Wie wird man Pflegefamilie? Was braucht es, um einem Kind ein sicheres und stabiles Aufwachsen in einer Familie zu ermöglichen? Antworten auf diese Fragen gab es bei einem Informationstag des Pflegekinderdienstes im Salzlandkreis in Aschersleben.
Fünf interessierte Paare und Einzelpersonen nutzten die Gelegenheit, sich ganz unverbindlich zu informieren. Die Stimmung war offen und angenehm. Die Mitarbeitenden des Pflegekinderdienstes nahmen sich Zeit, erklärten alles in Ruhe und gingen auf jede Frage ein.

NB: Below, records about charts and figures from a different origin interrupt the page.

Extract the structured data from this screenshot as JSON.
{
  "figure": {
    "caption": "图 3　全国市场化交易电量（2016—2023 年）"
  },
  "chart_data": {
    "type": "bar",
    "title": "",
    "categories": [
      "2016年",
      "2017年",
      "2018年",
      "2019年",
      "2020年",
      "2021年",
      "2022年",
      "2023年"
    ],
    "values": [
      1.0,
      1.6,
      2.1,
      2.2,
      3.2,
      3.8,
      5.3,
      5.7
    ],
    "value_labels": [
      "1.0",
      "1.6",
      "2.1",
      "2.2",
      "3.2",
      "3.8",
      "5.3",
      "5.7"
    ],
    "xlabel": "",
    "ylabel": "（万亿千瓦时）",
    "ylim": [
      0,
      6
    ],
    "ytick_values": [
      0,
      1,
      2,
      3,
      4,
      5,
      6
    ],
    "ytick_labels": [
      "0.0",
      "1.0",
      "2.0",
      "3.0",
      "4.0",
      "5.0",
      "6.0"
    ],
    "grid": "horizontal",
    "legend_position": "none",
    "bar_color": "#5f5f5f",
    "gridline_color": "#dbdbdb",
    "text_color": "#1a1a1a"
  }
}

Unterstützt wurden sie dabei von Vertretern des Vereins „Zuhause e.V.“ sowie des Landesverbandes für Pflege- und Adoptiveltern im Land Sachsen-Anhalt e.V. Sie berichteten aus eigener Erfahrung und machten deutlich: Auch nach dem Einstieg ist man als Pflegefamilie nicht allein. Vor Ort gibt es Begleitung, Austauschmöglichkeiten und Unterstützung im Alltag. Der Landesverband bietet darüber hinaus Veranstaltungen und Vernetzung auf Landesebene an.
Viele Fragen drehten sich um ganz praktische Dinge:
Wie läuft die Bewerbung ab? Welche Voraussetzungen muss ich erfüllen? Wie wichtig sind Wohnung, Beruf oder Einkommen? Auch persönliche Themen wurden angesprochen – zum Beispiel, ob ein eigenes Kinderzimmer nötig ist oder wie Haustiere berücksichtigt werden.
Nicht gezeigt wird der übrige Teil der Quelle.